En effet, alors que l’inquiétude pousse les individus à utiliser des compétences de résolution de problèmes pour aborder leurs préoccupations, l’anxiété est plus liée à des pensées irréalistes et compromet souvent leur capacité à fonctionner. »
Eco-anxiété : analyse d’une angoisse contemporaine (Fondation Jean Jaurès, novembre 2021)

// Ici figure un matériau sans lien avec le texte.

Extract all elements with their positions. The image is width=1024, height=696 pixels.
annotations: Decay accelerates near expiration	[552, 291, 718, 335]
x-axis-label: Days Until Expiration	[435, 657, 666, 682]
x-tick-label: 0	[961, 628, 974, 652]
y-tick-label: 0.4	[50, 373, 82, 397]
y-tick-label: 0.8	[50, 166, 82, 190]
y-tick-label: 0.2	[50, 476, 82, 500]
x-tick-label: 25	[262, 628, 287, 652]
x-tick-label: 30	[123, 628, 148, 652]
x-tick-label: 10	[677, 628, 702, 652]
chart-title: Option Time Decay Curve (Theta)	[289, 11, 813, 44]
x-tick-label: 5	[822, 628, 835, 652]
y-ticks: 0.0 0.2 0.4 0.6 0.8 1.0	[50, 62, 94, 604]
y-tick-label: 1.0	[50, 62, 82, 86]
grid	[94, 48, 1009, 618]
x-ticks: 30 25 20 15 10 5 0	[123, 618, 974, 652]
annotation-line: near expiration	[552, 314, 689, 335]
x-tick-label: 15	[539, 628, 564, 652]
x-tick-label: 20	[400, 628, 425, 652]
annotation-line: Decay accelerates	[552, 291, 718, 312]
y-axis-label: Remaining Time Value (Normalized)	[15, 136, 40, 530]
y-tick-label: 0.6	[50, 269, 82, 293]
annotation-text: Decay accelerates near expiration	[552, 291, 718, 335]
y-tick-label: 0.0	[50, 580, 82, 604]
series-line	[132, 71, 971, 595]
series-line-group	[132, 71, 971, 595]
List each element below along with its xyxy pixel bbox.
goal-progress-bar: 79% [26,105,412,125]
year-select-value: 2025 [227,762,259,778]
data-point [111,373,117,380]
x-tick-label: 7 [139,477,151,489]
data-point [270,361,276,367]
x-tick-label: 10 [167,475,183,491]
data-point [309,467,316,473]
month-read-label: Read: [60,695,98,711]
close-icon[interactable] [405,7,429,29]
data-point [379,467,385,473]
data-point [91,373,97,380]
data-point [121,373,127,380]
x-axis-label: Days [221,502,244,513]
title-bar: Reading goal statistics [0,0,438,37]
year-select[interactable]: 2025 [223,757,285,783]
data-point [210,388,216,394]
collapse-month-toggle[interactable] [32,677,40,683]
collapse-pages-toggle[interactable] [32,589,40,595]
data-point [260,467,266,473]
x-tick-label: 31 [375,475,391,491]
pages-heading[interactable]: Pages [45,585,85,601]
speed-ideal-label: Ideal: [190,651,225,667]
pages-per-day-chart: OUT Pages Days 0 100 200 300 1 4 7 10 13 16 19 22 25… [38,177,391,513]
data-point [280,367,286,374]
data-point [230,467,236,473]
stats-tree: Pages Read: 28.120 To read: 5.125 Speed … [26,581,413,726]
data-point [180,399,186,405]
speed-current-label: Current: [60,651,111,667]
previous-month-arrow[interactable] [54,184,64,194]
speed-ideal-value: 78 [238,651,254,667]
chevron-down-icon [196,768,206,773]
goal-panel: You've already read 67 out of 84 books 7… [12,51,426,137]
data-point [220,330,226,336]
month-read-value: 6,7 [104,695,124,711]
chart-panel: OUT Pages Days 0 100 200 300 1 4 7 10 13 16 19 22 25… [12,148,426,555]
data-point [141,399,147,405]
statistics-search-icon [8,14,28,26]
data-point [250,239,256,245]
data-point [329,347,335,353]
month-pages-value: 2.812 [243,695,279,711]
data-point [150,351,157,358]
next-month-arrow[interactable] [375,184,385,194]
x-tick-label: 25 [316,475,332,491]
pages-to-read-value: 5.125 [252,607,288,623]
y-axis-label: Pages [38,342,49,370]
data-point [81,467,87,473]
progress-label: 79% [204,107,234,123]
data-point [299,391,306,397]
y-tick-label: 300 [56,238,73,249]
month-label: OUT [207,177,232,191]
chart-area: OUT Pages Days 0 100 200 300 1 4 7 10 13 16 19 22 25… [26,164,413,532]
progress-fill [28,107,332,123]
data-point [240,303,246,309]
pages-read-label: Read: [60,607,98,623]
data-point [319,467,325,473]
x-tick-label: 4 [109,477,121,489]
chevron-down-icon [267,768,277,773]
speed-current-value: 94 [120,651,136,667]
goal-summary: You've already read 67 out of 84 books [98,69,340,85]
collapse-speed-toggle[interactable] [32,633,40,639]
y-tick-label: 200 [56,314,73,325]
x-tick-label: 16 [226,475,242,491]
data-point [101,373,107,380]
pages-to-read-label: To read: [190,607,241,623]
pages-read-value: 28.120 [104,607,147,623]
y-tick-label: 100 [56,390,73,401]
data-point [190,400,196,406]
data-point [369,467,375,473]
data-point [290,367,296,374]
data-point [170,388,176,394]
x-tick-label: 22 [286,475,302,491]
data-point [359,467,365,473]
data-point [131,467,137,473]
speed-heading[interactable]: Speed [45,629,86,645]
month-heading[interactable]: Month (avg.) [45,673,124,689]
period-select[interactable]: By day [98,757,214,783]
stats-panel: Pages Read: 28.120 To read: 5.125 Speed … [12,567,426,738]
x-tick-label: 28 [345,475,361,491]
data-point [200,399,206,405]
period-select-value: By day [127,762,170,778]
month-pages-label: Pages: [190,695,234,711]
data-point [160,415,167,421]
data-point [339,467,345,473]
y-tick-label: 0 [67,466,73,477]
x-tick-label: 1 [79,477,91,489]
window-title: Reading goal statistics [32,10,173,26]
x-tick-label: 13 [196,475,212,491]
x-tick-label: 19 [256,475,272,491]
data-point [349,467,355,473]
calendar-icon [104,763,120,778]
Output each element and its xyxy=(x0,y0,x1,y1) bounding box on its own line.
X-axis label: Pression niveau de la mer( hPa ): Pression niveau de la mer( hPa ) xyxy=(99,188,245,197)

« La Conférence sur les changements climatiques (COP26), qui se déroule à Glasgow du 31 octobre au 12 novembre 2021, se situe à mi-chemin dans le temps entre la parution en août dernier du premier volet du sixième Rapport d’évaluation du GIEC et les deux autres volets qui seront rendus publics au premier trimestre 2022. Dans un tel contexte, il est désormais beaucoup question d’éco-anxiété dans la presse. Celle-ci est même souvent considérée comme le nouveau « mal du siècle ». Mais qu’entend-on au juste par ce terme ? Est-ce la même chose que la solastalgie ou encore la collapsologie ? Peut-on parler d’une véritable maladie mentale à son propos ?«
Extrait : « pour de nombreux chercheurs, l’éco-anxiété n’est pas une maladie mentale ou une pathologie. Ainsi, les chercheurs australiens et néo-zélandais mentionnés plus haut affirment qu’à l’instar de nombreux autres chercheurs, « [ils mettent] en garde contre la pathologisation des réponses psychologiques et émotionnelles à la crise environnementale, car cela suppose que ces réponses sont inadaptées, inutiles ou disproportionnées par rapport à la menace posée ». Pour eux, en effet, « l’éco-anxiété et l’anxiété liée au changement climatique sont largement des réponses rationnelles compte tenu de la gravité de la crise zélandais11 ». Véronique Lapaige explique également que l’éco-anxiété ne relève pas « du registre de la santé mentale » ou « du pathologique », « ça n’a rien à voir avec le secteur psy » et « ça n’a rien d’une maladie ». Pour elle, c’est avant tout « un mal-être, une responsabilisation nécessaire qui est expérimentée, qui va conduire à un engagement responsable en termes de pensée, de parole et d’action ». C’est également la position d’Alice Desbiolles pour qui l’éco-anxiété n’est pas une pathologie, mais plutôt « une réaction adaptative, normale face à une prise de conscience des enjeux environnementaux ». De son point de vue, « les personnes éco-anxieuses sont in fine les personnes rationnelles et lucides dans un monde qui ne l’est pas » et il est donc « important de ne pas pathologiser des émotions par rapport à des réactions normales face à un événement indésirable. C’est la raison pour laquelle l’éco-anxiété n’est pas une maladie mentale ».